RepoDebug: Repository-Level Multi-Task and Multi-Language Debugging Evaluation of Large Language Models
Jingjing Liu | Zeming Liu | Zihao Cheng | Mengliang He | Xiaoming Shi | Yuhang Guo | Xiangrong Zhu | Yuanfang Guo | Yunhong Wang | Haifeng Wang
Findings of the Association for Computational Linguistics: EMNLP 2025
Jingjing Liu | Zeming Liu | Zihao Cheng | Mengliang He | Xiaoming Shi | Yuhang Guo | Xiangrong Zhu | Yuanfang Guo | Yunhong Wang | Haifeng Wang
Findings of the Association for Computational Linguistics: EMNLP 2025
Large Language Models (LLMs) have exhibited significant proficiency in code debugging, especially in automatic program repair, which may substantially reduce the time consumption of developers and enhance their efficiency.
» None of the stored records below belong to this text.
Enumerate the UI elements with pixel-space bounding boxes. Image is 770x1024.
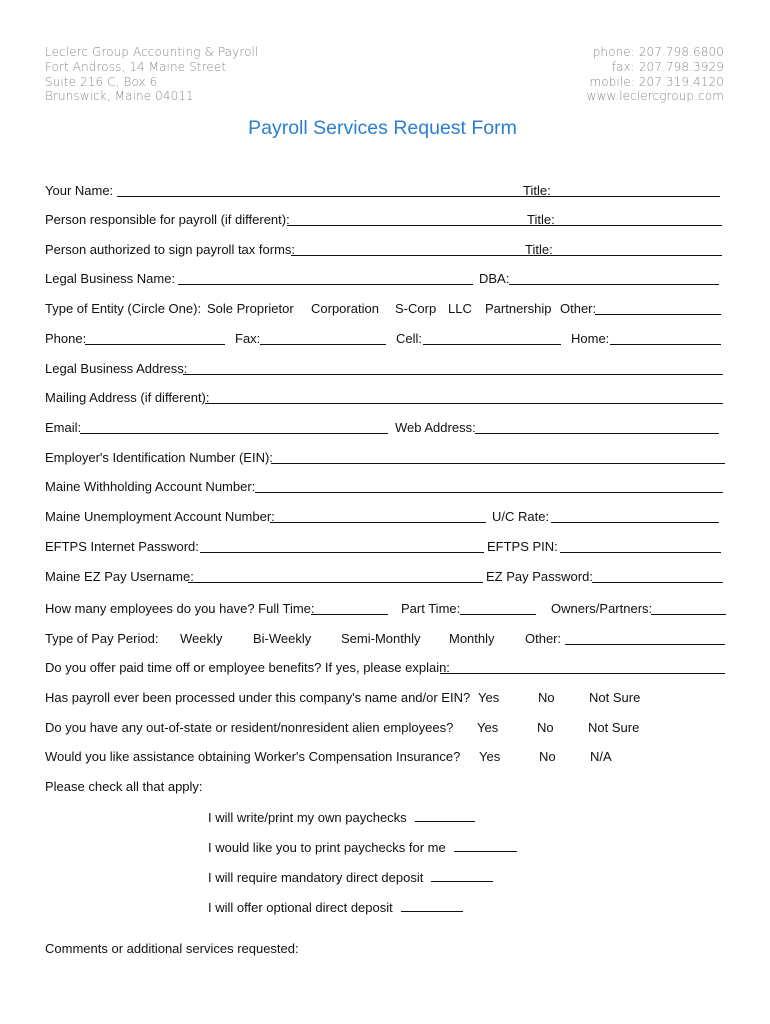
person-responsible-label: Person responsible for payroll (if different): xyxy=(45,212,290,227)
row-email-web xyxy=(45,420,725,438)
ez-pay-password-field[interactable] xyxy=(592,582,723,583)
check-item xyxy=(208,899,463,915)
pay-period-other-field[interactable] xyxy=(565,644,725,645)
entity-option-corporation[interactable]: Corporation xyxy=(311,301,379,316)
home-label: Home: xyxy=(571,331,610,346)
address-line-1: Fort Andross, 14 Maine Street xyxy=(45,59,227,74)
row-legal-business-name xyxy=(45,271,725,289)
pay-period-monthly[interactable]: Monthly xyxy=(449,631,495,646)
cell-label: Cell: xyxy=(396,331,423,346)
maine-withholding-label: Maine Withholding Account Number: xyxy=(45,479,256,494)
row-employees xyxy=(45,601,725,619)
web-address-field[interactable] xyxy=(475,433,719,434)
person-authorized-label: Person authorized to sign payroll tax forms: xyxy=(45,242,296,257)
title-field-1[interactable] xyxy=(555,196,720,197)
question-text: Has payroll ever been processed under this company's name and/or EIN? xyxy=(45,690,471,705)
part-time-label: Part Time: xyxy=(401,601,461,616)
check-item xyxy=(208,839,517,855)
row-person-authorized xyxy=(45,242,725,260)
legal-business-address-label: Legal Business Address: xyxy=(45,361,188,376)
phone-label: Phone: xyxy=(45,331,87,346)
check-all-heading-row xyxy=(45,779,725,797)
entity-option-sole-proprietor[interactable]: Sole Proprietor xyxy=(207,301,294,316)
check-item xyxy=(208,809,475,825)
option-na[interactable]: N/A xyxy=(590,749,612,764)
row-phone-numbers xyxy=(45,331,725,349)
uc-rate-label: U/C Rate: xyxy=(492,509,550,524)
entity-type-label: Type of Entity (Circle One): xyxy=(45,301,202,316)
pto-question-label: Do you offer paid time off or employee benefits? If yes, please explain: xyxy=(45,660,450,675)
form-title: Payroll Services Request Form xyxy=(248,117,517,139)
maine-unemployment-field[interactable] xyxy=(270,522,486,523)
row-maine-withholding xyxy=(45,479,725,497)
option-not-sure[interactable]: Not Sure xyxy=(589,690,641,705)
mailing-address-label: Mailing Address (if different): xyxy=(45,390,210,405)
pay-period-semi-monthly[interactable]: Semi-Monthly xyxy=(341,631,421,646)
dba-label: DBA: xyxy=(479,271,510,286)
entity-other-field[interactable] xyxy=(595,314,721,315)
option-no[interactable]: No xyxy=(539,749,556,764)
person-responsible-field[interactable] xyxy=(287,225,567,226)
home-field[interactable] xyxy=(610,344,721,345)
cell-field[interactable] xyxy=(423,344,561,345)
ez-pay-username-label: Maine EZ Pay Username: xyxy=(45,569,194,584)
eftps-password-field[interactable] xyxy=(200,552,484,553)
row-pay-period xyxy=(45,631,725,649)
maine-withholding-field[interactable] xyxy=(255,492,723,493)
row-ez-pay xyxy=(45,569,725,587)
row-maine-unemployment xyxy=(45,509,725,527)
eftps-pin-label: EFTPS PIN: xyxy=(487,539,558,554)
title-field-3[interactable] xyxy=(555,255,722,256)
entity-option-partnership[interactable]: Partnership xyxy=(485,301,552,316)
phone-field[interactable] xyxy=(85,344,225,345)
ez-pay-username-field[interactable] xyxy=(188,582,483,583)
row-pto xyxy=(45,660,725,678)
question-row xyxy=(45,690,725,708)
comments-label: Comments or additional services requested: xyxy=(45,941,299,956)
address-line-3: Brunswick, Maine 04011 xyxy=(45,89,194,104)
owners-partners-field[interactable] xyxy=(651,614,726,615)
contact-mobile: mobile: 207.319.4120 xyxy=(589,74,724,89)
title-label-1: Title: xyxy=(523,183,551,198)
legal-business-address-field[interactable] xyxy=(183,374,723,375)
fax-field[interactable] xyxy=(260,344,386,345)
your-name-label: Your Name: xyxy=(45,183,114,198)
question-row xyxy=(45,720,725,738)
comments-row xyxy=(45,941,725,959)
pay-period-bi-weekly[interactable]: Bi-Weekly xyxy=(253,631,312,646)
owners-partners-label: Owners/Partners: xyxy=(551,601,653,616)
entity-option-s-corp[interactable]: S-Corp xyxy=(395,301,437,316)
contact-fax: fax: 207.798.3929 xyxy=(611,59,724,74)
legal-business-name-label: Legal Business Name: xyxy=(45,271,176,286)
eftps-pin-field[interactable] xyxy=(560,552,721,553)
company-contact-block xyxy=(587,45,724,104)
row-mailing-address xyxy=(45,390,725,408)
your-name-field[interactable] xyxy=(117,196,565,197)
title-field-2[interactable] xyxy=(557,225,722,226)
full-time-field[interactable] xyxy=(311,614,388,615)
contact-web: www.leclercgroup.com xyxy=(586,89,724,104)
address-line-2: Suite 216 C, Box 6 xyxy=(45,74,158,89)
pto-field[interactable] xyxy=(440,673,725,674)
uc-rate-field[interactable] xyxy=(551,522,719,523)
check-item-label: I will require mandatory direct deposit xyxy=(208,870,424,885)
company-name: Leclerc Group Accounting & Payroll xyxy=(45,45,259,59)
check-item xyxy=(208,869,493,885)
option-yes[interactable]: Yes xyxy=(478,690,500,705)
row-your-name xyxy=(45,183,725,201)
email-label: Email: xyxy=(45,420,82,435)
entity-option-other[interactable]: Other: xyxy=(560,301,597,316)
option-yes[interactable]: Yes xyxy=(479,749,501,764)
fax-label: Fax: xyxy=(235,331,261,346)
row-eftps xyxy=(45,539,725,557)
option-no[interactable]: No xyxy=(537,720,554,735)
check-all-heading: Please check all that apply: xyxy=(45,779,203,794)
title-label-2: Title: xyxy=(527,212,555,227)
pay-period-weekly[interactable]: Weekly xyxy=(180,631,223,646)
check-item-blank[interactable] xyxy=(454,839,517,852)
title-label-3: Title: xyxy=(525,242,553,257)
company-address-block xyxy=(45,45,258,104)
ein-label: Employer's Identification Number (EIN): xyxy=(45,450,273,465)
check-item-label: I will offer optional direct deposit xyxy=(208,900,393,915)
ein-field[interactable] xyxy=(271,463,725,464)
check-item-label: I will write/print my own paychecks xyxy=(208,810,407,825)
legal-business-name-field[interactable] xyxy=(178,284,473,285)
eftps-password-label: EFTPS Internet Password: xyxy=(45,539,199,554)
question-text: Would you like assistance obtaining Worker's Compensation Insurance? xyxy=(45,749,461,764)
row-legal-business-address xyxy=(45,361,725,379)
question-text: Do you have any out-of-state or resident/nonresident alien employees? xyxy=(45,720,454,735)
row-entity-type xyxy=(45,301,725,319)
option-yes[interactable]: Yes xyxy=(477,720,499,735)
row-person-responsible xyxy=(45,212,725,230)
check-item-blank[interactable] xyxy=(431,869,493,882)
maine-unemployment-label: Maine Unemployment Account Number: xyxy=(45,509,275,524)
web-address-label: Web Address: xyxy=(395,420,476,435)
option-no[interactable]: No xyxy=(538,690,555,705)
check-item-blank[interactable] xyxy=(401,899,463,912)
ez-pay-password-label: EZ Pay Password: xyxy=(486,569,593,584)
dba-field[interactable] xyxy=(509,284,719,285)
contact-phone: phone: 207.798.6800 xyxy=(592,45,724,59)
check-item-blank[interactable] xyxy=(415,809,475,822)
question-row xyxy=(45,749,725,767)
employees-question-label: How many employees do you have? Full Time: xyxy=(45,601,315,616)
pay-period-label: Type of Pay Period: xyxy=(45,631,159,646)
entity-option-llc[interactable]: LLC xyxy=(448,301,472,316)
option-not-sure[interactable]: Not Sure xyxy=(588,720,640,735)
email-field[interactable] xyxy=(80,433,388,434)
part-time-field[interactable] xyxy=(460,614,536,615)
mailing-address-field[interactable] xyxy=(205,403,723,404)
check-item-label: I would like you to print paychecks for me xyxy=(208,840,446,855)
row-ein xyxy=(45,450,725,468)
pay-period-other[interactable]: Other: xyxy=(525,631,562,646)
Significant advancements in debugging datasets have been made to promote the development of code debugging. However, these datasets primarily focus on assessing the LLM’s function-level code repair capabilities, neglecting the more complex and realistic repository-level scenarios, which leads to an incomplete understanding of the LLM’s challenges in repository-level debugging. While several repository-level datasets have been proposed, they often suffer from limitations such as limited diversity of tasks, languages, and error types. To mitigate this challenge, this paper introduces RepoDebug, a multi-task and multi-language repository-level code debugging dataset with 22 subtypes of errors that supports 8 commonly used programming languages and 3 debugging tasks. Furthermore, we conduct evaluation experiments on 10 LLMs, where Claude 3.5 Sonnect, the best-performing model, still cannot perform well in repository-level debugging.